While it may seem like a given, Michael emphasizes the importance of placing towels next to sinks and bathtubs. ‘Install towel rings near sinks to make it more convenient after washing hands.’ Not only is this more hygienic as it separates dirtier towels from your bath towels, but it also prevents unsightly and dangerous drips on your bathroom floor.

Some freestanding vanities also have special rails or towel rings that attach to the side or under the sink (keep this in mind next time you remodel your bathroom).
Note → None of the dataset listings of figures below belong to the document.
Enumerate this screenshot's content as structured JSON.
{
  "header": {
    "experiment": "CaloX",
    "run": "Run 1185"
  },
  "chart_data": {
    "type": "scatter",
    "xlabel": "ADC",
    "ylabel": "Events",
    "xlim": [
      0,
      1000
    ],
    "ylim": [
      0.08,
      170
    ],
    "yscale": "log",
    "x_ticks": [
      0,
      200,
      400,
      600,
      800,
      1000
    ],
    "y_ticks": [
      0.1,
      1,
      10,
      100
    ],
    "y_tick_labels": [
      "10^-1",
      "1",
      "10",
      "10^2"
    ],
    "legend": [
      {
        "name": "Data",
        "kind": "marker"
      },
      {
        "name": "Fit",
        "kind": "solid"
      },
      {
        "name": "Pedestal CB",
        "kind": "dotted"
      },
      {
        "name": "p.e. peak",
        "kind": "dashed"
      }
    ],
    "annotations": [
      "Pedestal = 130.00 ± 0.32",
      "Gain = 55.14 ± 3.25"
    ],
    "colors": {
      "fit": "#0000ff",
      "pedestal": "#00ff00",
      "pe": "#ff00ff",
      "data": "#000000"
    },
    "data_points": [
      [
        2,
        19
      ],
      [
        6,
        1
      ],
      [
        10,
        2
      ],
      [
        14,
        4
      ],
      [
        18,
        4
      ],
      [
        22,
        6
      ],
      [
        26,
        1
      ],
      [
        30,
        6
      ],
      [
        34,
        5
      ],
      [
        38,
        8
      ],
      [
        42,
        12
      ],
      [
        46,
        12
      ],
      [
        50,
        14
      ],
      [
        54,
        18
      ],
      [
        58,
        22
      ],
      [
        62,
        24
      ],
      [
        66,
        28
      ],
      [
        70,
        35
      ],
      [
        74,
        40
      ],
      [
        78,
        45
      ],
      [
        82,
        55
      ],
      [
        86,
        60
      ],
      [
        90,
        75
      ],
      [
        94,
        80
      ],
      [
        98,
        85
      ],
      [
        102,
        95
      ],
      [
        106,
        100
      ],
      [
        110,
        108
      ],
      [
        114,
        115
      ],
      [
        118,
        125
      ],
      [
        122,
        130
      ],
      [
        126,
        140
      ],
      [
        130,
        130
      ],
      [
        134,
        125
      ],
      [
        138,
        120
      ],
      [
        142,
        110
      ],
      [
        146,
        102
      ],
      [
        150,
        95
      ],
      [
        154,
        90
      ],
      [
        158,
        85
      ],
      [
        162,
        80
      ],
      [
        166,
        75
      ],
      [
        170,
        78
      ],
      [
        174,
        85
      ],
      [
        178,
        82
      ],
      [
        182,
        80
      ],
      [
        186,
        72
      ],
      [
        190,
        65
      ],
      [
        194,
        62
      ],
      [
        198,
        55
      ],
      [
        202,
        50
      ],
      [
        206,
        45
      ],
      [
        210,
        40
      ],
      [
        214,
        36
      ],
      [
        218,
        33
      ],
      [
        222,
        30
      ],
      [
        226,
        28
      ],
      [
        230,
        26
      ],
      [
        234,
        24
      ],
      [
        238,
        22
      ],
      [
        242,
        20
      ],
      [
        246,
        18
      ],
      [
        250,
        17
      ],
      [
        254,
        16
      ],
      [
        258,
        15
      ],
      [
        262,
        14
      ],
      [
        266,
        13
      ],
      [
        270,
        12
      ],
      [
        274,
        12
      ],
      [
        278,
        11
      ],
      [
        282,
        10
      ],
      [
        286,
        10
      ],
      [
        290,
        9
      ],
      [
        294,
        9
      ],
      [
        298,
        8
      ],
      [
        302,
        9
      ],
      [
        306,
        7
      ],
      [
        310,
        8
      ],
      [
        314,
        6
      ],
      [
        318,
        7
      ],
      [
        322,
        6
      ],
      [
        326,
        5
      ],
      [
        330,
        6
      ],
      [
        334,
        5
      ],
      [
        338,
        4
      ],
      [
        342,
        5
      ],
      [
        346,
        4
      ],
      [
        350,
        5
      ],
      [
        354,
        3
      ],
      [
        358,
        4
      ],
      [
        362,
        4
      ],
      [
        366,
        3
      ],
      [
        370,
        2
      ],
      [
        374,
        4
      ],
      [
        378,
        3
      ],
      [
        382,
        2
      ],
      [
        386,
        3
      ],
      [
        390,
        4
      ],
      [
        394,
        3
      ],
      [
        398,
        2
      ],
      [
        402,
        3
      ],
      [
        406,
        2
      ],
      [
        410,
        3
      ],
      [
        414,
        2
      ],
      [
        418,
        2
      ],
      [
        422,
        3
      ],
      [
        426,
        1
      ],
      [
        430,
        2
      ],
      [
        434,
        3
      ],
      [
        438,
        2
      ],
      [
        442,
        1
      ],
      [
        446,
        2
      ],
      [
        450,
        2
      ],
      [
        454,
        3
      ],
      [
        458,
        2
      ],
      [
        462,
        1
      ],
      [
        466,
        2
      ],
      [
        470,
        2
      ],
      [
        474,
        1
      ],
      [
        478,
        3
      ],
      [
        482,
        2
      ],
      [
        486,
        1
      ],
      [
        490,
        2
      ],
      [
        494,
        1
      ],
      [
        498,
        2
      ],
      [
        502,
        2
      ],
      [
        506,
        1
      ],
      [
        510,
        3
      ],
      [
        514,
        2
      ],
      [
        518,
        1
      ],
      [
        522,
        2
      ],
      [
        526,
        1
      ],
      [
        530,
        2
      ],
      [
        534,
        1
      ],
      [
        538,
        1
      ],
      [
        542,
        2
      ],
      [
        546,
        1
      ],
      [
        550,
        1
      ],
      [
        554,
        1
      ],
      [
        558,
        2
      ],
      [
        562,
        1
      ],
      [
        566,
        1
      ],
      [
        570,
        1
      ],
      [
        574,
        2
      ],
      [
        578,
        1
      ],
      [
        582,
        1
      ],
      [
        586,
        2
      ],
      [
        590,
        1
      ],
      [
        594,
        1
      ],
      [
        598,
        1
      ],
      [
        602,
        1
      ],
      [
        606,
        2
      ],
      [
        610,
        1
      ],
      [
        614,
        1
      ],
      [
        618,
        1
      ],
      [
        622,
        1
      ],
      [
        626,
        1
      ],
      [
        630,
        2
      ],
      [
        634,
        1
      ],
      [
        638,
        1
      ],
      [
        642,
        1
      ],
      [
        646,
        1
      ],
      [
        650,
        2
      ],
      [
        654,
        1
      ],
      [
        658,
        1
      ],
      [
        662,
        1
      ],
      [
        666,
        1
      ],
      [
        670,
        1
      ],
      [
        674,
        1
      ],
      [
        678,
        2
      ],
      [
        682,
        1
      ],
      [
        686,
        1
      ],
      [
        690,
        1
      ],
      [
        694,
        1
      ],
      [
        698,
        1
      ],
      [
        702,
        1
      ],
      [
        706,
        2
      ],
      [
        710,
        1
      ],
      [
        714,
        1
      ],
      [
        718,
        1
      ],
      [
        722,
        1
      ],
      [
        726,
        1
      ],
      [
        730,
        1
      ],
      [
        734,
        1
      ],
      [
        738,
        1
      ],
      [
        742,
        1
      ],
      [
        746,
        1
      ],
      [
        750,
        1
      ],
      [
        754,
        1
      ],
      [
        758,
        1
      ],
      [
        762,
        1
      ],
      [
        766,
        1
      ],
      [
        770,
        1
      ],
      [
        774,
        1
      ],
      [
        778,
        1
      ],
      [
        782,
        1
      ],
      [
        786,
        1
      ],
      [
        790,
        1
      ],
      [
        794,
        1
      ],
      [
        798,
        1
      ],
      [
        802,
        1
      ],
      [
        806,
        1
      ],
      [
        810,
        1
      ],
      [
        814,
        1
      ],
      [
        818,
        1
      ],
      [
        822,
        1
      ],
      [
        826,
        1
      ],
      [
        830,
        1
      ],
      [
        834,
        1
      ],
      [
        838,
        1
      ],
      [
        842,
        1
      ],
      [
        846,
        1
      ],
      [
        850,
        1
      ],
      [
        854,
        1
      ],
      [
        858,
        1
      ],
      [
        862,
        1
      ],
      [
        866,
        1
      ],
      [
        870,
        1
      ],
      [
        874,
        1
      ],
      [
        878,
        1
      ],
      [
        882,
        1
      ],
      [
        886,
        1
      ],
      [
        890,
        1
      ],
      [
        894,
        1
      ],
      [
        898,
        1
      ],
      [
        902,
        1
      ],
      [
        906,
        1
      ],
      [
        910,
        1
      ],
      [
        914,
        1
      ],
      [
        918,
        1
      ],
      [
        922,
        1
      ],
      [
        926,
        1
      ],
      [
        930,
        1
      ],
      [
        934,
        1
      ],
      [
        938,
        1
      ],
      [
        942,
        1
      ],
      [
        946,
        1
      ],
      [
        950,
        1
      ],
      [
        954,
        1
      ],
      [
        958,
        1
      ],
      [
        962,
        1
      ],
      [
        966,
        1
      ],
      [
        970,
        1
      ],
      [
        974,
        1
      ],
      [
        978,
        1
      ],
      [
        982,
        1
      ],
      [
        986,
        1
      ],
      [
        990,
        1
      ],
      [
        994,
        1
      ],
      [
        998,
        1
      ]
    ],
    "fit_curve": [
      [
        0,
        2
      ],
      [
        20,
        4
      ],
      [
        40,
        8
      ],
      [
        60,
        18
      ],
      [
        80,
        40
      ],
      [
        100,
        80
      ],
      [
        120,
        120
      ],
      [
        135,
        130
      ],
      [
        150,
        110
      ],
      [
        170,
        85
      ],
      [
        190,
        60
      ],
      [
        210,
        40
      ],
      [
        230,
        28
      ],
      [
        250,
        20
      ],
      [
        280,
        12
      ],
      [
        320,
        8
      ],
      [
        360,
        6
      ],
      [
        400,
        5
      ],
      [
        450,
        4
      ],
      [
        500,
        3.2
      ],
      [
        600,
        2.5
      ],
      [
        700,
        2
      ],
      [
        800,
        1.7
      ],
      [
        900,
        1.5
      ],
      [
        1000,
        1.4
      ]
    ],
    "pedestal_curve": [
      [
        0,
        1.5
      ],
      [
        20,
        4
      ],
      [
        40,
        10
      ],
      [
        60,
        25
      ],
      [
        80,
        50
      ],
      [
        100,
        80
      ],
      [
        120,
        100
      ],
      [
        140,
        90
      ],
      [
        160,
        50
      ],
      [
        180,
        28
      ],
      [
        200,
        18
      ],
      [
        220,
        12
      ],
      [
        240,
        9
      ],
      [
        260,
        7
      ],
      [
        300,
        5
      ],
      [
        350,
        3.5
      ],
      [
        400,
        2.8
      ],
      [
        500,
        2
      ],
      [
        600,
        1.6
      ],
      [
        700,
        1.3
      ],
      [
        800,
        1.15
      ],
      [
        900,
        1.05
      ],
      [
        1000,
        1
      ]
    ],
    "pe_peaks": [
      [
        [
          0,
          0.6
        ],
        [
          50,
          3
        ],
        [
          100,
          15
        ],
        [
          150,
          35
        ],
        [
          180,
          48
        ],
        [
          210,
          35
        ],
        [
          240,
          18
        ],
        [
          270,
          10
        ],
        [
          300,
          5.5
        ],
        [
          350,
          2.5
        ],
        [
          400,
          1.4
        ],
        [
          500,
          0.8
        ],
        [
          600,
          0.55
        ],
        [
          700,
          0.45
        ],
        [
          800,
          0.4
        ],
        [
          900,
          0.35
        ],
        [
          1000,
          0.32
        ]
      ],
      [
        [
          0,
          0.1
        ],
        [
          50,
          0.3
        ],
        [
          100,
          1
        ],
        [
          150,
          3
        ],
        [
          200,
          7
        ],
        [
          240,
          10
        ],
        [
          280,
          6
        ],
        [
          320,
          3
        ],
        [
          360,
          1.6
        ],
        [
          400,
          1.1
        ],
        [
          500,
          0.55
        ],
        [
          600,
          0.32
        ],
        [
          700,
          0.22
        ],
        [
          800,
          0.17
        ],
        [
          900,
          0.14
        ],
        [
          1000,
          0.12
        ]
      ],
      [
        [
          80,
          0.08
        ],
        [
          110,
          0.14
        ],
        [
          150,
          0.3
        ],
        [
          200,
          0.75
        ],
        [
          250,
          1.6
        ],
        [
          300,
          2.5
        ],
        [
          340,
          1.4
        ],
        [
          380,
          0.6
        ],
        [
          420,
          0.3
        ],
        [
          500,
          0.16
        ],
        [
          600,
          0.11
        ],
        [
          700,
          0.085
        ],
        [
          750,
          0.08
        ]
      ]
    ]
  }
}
Which is better, hook or rail?

After learning how to hang bathroom towels, you may be wondering what is the better choice overall. While this comes down to personal preference from an aesthetic point of view, there are some practical benefits that help the rail claim the top spot.

“Drying your towels on rails allows for more airflow, so your towels last longer and dry faster between uses,” explains Michael. “Many towel rails can also be heated, making them the preferred choice for hanging your towels.”